Parallel computation in SIDEKIT

Multiprocessing

SIDEKIT makes an extensive use of parallel computating to speed up the process of massive quantity of data. Implementations of SIDEKIT method rely on the Multiprocessing module which is part of the Python standard modules and allows the use of multiple cores on a single machine.

All methods making use the Multiprocessing parallelisation ability are using the num_thread parameter that defines the number of parallel process to run.

Parallelisation using Multiprocessing module is done in two ways depending on the nature of the computation.
  • some methods use a Multiprocessing.Pool of process

  • other methods are parallelised via a decorator that allows the ode to be written for a single Process (more readable) and to be parallelized at running time. The reading of the decorator might be tideous but the main rule when using it is: explicit all argument names passed to the method as the decorator parallelises the code according to the named arguments. The use of unnamed arguments might disable the parallel processing or even worse: duplicate the work made (for instance process a given list of file on each process instead of sharing the list amongst process).

MPI

Since version 1.2, SIDEKIT offers a MPI implementation of the most computational demanding methods:
  • estimation of a UBM-GMM via EM

  • estimation of a total variability model via EM

  • extraction of i-vectors

In Python, most of the MPI functionnalities are accessible via the mpi4py module. MPI will launch process on one or many nodes according to your command.

The use of MPI allows to make use of multiple nodes or a full cluster by using SLURM or TORQUE for instance.

The remaining of this page describes how to run a Python script on a given list of machine using the mpi4py module.

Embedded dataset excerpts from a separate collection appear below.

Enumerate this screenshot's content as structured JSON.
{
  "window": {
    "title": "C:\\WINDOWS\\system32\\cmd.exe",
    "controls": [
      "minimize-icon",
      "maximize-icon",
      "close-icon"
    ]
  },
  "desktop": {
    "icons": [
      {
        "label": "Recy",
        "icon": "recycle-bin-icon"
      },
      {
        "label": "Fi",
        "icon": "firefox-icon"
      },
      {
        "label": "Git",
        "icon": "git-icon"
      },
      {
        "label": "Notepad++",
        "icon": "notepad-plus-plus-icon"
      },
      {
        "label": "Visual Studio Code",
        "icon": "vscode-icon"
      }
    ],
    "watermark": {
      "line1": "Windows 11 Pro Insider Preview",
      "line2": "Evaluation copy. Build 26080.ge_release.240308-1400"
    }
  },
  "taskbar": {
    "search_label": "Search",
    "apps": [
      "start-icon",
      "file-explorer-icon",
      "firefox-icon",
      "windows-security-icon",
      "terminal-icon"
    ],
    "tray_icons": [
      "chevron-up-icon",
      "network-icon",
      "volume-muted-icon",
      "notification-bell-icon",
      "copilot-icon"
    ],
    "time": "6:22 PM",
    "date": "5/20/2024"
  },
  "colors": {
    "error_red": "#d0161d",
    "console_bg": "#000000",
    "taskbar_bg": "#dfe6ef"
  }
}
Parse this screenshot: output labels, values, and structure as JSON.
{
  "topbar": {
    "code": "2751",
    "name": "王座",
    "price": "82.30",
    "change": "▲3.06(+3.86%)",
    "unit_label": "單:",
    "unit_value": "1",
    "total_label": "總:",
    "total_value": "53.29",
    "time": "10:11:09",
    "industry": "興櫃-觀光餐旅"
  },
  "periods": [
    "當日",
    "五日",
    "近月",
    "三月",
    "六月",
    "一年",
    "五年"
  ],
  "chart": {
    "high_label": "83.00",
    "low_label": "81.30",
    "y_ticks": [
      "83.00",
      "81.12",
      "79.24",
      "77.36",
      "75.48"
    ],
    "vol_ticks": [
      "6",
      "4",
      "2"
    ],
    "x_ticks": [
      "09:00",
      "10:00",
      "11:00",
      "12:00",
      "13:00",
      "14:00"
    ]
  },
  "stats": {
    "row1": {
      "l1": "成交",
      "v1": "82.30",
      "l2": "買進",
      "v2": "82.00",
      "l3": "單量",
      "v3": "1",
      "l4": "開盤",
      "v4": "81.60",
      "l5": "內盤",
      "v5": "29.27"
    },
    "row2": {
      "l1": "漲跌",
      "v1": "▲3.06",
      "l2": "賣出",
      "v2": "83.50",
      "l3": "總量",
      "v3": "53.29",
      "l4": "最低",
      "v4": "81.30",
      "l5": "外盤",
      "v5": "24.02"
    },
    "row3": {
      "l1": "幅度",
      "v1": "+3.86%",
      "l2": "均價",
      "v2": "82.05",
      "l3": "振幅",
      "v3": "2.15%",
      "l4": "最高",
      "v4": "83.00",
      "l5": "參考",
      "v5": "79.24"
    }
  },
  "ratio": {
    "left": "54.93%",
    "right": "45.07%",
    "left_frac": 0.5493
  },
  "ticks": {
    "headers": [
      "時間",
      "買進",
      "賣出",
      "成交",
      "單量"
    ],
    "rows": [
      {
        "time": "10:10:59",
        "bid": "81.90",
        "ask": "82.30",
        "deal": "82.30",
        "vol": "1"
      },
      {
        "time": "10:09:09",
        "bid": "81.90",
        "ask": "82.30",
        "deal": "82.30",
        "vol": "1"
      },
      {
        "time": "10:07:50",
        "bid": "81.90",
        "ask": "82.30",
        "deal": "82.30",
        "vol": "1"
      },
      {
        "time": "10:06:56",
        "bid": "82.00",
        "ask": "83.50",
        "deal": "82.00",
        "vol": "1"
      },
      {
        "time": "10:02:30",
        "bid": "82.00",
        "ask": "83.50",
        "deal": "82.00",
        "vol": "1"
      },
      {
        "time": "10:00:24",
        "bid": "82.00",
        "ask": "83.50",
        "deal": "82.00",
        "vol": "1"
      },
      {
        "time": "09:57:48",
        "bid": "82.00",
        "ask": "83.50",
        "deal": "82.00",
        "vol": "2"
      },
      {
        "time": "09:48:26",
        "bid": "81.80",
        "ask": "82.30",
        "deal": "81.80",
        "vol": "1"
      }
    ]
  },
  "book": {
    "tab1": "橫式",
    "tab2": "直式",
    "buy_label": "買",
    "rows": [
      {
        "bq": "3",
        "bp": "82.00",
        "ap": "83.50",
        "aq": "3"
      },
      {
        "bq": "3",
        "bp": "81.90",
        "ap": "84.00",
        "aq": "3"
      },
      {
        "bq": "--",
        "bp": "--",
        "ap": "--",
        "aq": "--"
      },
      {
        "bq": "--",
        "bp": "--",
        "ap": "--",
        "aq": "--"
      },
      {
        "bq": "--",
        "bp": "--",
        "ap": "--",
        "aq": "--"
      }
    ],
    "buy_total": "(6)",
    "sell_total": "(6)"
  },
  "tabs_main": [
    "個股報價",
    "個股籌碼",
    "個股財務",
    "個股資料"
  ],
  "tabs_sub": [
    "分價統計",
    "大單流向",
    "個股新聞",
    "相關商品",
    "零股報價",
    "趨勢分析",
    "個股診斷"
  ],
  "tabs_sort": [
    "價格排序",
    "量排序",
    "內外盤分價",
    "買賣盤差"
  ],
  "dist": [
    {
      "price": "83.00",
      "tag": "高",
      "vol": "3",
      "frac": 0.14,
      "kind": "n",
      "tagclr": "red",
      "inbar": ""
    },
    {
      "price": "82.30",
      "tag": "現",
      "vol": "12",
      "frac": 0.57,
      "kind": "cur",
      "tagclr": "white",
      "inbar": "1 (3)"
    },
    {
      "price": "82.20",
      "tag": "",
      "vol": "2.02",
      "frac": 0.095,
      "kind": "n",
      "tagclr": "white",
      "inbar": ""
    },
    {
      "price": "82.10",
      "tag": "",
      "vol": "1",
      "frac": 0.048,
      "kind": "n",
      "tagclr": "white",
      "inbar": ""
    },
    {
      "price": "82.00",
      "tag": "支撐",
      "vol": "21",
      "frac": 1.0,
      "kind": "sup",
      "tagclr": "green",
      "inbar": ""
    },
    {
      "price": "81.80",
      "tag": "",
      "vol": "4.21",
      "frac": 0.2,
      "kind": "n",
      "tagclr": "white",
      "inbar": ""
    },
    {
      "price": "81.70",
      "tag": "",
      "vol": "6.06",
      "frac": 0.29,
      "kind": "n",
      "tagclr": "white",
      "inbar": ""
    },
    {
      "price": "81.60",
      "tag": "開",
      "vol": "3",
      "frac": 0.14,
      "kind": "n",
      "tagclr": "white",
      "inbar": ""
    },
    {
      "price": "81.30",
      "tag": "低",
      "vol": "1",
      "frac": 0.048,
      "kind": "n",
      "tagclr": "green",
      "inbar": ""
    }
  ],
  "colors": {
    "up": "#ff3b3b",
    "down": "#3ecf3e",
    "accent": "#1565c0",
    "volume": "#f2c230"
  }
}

To see an example of code using MPI, refer to the Train an i-vector system using MPI.

Writing code for MPI

When writing code for MPI you first need to create an instance of MPI.COMM_WORLD that manages the communication between nodes.

from mpi4py import MPI
comm = MPI.COMM_WORLD

From this point onward, each process has a unique rank starting form 0. Code writen for MPI directly specifies within the code on which process to run which instruction. Every line of code is executed in every process unless explicitly specified.

print("This is Process: {} over {}".format(comm.rank, comm.size))

if comm.rank == 0:
    print("I'm process 0")

The code above will display:

This is Process: 0 over 10
This is Process: 1 over 10
This is Process: 2 over 10
This is Process: 3 over 10
This is Process: 4 over 10
This is Process: 5 over 10
This is Process: 6 over 10
This is Process: 7 over 10
This is Process: 8 over 10
This is Process: 9 over 10
I'm process 0

As you see, only process 0 executes the last instruction. In SIDEKIT, this conditional statement is mostly used to separate the master node from the others when using MAP/REDUCE approach where accumulators are summed on the master node or information are spread in all nodes from this master node.

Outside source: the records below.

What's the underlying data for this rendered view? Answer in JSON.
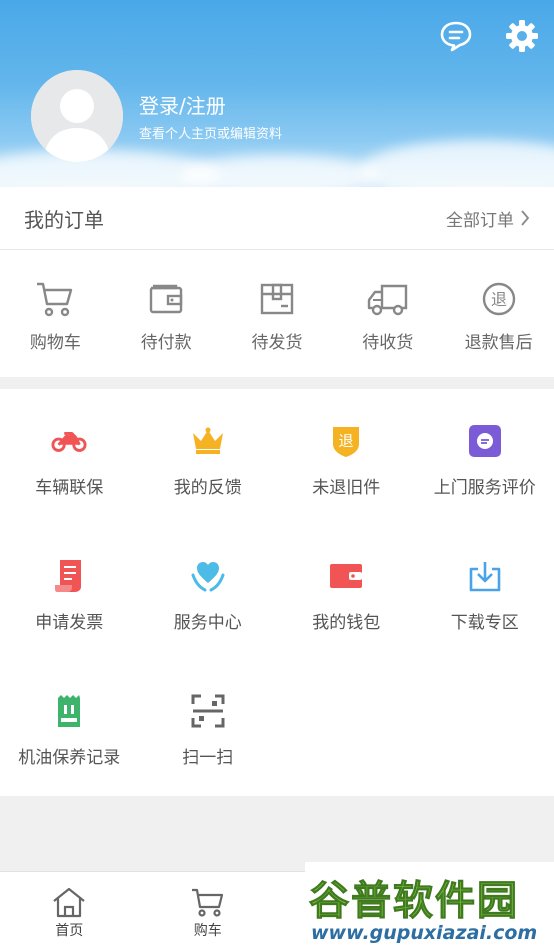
{
  "header": {
    "login_title": "登录/注册",
    "login_subtitle": "查看个人主页或编辑资料",
    "icons": [
      "message-icon",
      "settings-gear-icon"
    ]
  },
  "orders": {
    "title": "我的订单",
    "all_label": "全部订单",
    "items": [
      {
        "label": "购物车",
        "icon": "cart-icon"
      },
      {
        "label": "待付款",
        "icon": "wallet-icon"
      },
      {
        "label": "待发货",
        "icon": "package-icon"
      },
      {
        "label": "待收货",
        "icon": "truck-icon"
      },
      {
        "label": "退款售后",
        "icon": "refund-icon"
      }
    ]
  },
  "services": {
    "items": [
      {
        "label": "车辆联保",
        "icon": "motorcycle-icon",
        "color": "#f05454"
      },
      {
        "label": "我的反馈",
        "icon": "crown-icon",
        "color": "#f5b324"
      },
      {
        "label": "未退旧件",
        "icon": "return-shield-icon",
        "color": "#f5b324"
      },
      {
        "label": "上门服务评价",
        "icon": "chat-square-icon",
        "color": "#7b5cd6"
      },
      {
        "label": "申请发票",
        "icon": "invoice-icon",
        "color": "#f05454"
      },
      {
        "label": "服务中心",
        "icon": "heart-hands-icon",
        "color": "#4cbbe8"
      },
      {
        "label": "我的钱包",
        "icon": "wallet-red-icon",
        "color": "#f05454"
      },
      {
        "label": "下载专区",
        "icon": "download-icon",
        "color": "#4aa3e8"
      },
      {
        "label": "机油保养记录",
        "icon": "oil-record-icon",
        "color": "#3db36b"
      },
      {
        "label": "扫一扫",
        "icon": "scan-icon",
        "color": "#666666"
      }
    ]
  },
  "tabbar": {
    "items": [
      {
        "label": "首页",
        "icon": "home-icon"
      },
      {
        "label": "购车",
        "icon": "cart-icon"
      }
    ]
  },
  "watermark": {
    "logo": "谷普软件园",
    "url": "www.gupuxiazai.com"
  }
}
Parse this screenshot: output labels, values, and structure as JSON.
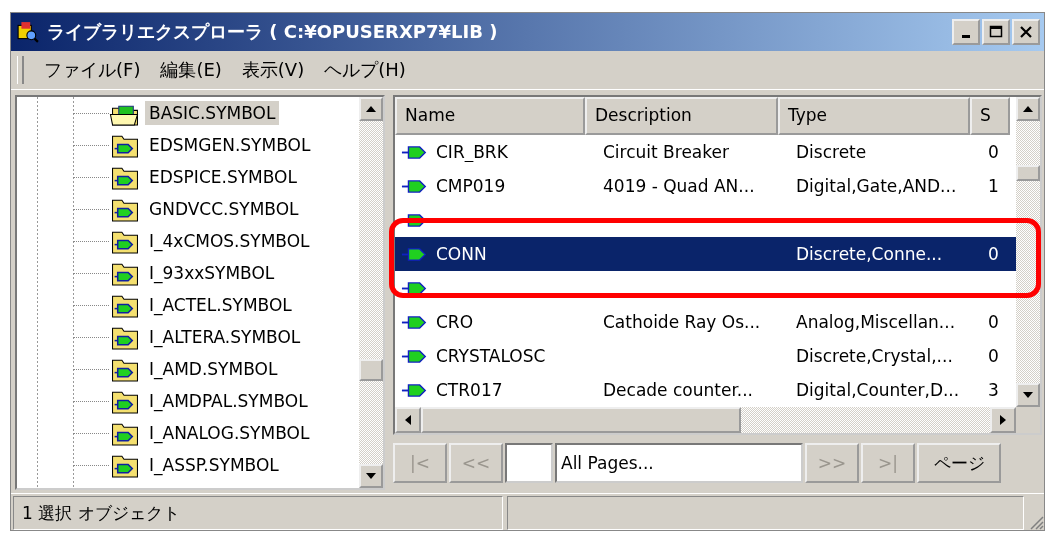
{
  "window": {
    "title": "ライブラリエクスプローラ ( C:¥OPUSERXP7¥LIB )"
  },
  "menu": [
    "ファイル(F)",
    "編集(E)",
    "表示(V)",
    "ヘルプ(H)"
  ],
  "tree": [
    {
      "label": "BASIC.SYMBOL",
      "selected": true,
      "kind": "open"
    },
    {
      "label": "EDSMGEN.SYMBOL",
      "selected": false,
      "kind": "closed"
    },
    {
      "label": "EDSPICE.SYMBOL",
      "selected": false,
      "kind": "closed"
    },
    {
      "label": "GNDVCC.SYMBOL",
      "selected": false,
      "kind": "closed"
    },
    {
      "label": "I_4xCMOS.SYMBOL",
      "selected": false,
      "kind": "closed"
    },
    {
      "label": "I_93xxSYMBOL",
      "selected": false,
      "kind": "closed"
    },
    {
      "label": "I_ACTEL.SYMBOL",
      "selected": false,
      "kind": "closed"
    },
    {
      "label": "I_ALTERA.SYMBOL",
      "selected": false,
      "kind": "closed"
    },
    {
      "label": "I_AMD.SYMBOL",
      "selected": false,
      "kind": "closed"
    },
    {
      "label": "I_AMDPAL.SYMBOL",
      "selected": false,
      "kind": "closed"
    },
    {
      "label": "I_ANALOG.SYMBOL",
      "selected": false,
      "kind": "closed"
    },
    {
      "label": "I_ASSP.SYMBOL",
      "selected": false,
      "kind": "closed"
    }
  ],
  "table": {
    "columns": [
      "Name",
      "Description",
      "Type",
      "S"
    ],
    "rows": [
      {
        "cells": [
          "CIR_BRK",
          "Circuit Breaker",
          "Discrete",
          "0"
        ],
        "selected": false
      },
      {
        "cells": [
          "CMP019",
          "4019 - Quad AN...",
          "Digital,Gate,AND...",
          "1"
        ],
        "selected": false
      },
      {
        "selected": false
      },
      {
        "cells": [
          "CONN",
          "",
          "Discrete,Conne...",
          "0"
        ],
        "selected": true
      },
      {
        "selected": false
      },
      {
        "cells": [
          "CRO",
          "Cathoide Ray Os...",
          "Analog,Miscellan...",
          "0"
        ],
        "selected": false
      },
      {
        "cells": [
          "CRYSTALOSC",
          "",
          "Discrete,Crystal,...",
          "0"
        ],
        "selected": false
      },
      {
        "cells": [
          "CTR017",
          "Decade counter...",
          "Digital,Counter,D...",
          "3"
        ],
        "selected": false
      }
    ]
  },
  "pager": {
    "buttons": [
      {
        "label": "|<",
        "disabled": true
      },
      {
        "label": "<<",
        "disabled": true
      }
    ],
    "pages_field": {
      "value": "All Pages..."
    },
    "buttons_after": [
      {
        "label": ">>",
        "disabled": true
      },
      {
        "label": ">|",
        "disabled": true
      },
      {
        "label": "ページ",
        "disabled": false
      }
    ]
  },
  "status_bar": {
    "text": "1 選択 オブジェクト"
  }
}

When calling for SIDEKIT MPI functions, the MPI.COMM_WORLD instance is created within the function and should not be created outside.

To launch 10 process on a single node run

mpirun -np 10 ./my_script.py

Warning

Make sure you my_script.py file starts with the proper header: #!/usr/bin/env python as MPI needs to know what interpreter to call to execute your script.

To launch 10 process on multiple nodes run

mpirun --hostfile my_server_list ./my_script.py

Where my_server_list is a text file that looks like:

192.168.0.81:4
192.168.0.156:1
192.168.0.153:1
192.168.0.152:2
192.168.0.154:2

Each line of the HOSTFILE consists of the IP address of the node and the number of process to run on this node, both information separated by a column. In this example, the script will run on 5 nodes with a total of 10 process.

Note

each process launch by MPI is not able to fork other process on the node unless you explicitly specify (refer to the MPI documentation for more information).

At that point in time, SIDEKIT does not mix multiprocessing and MPI.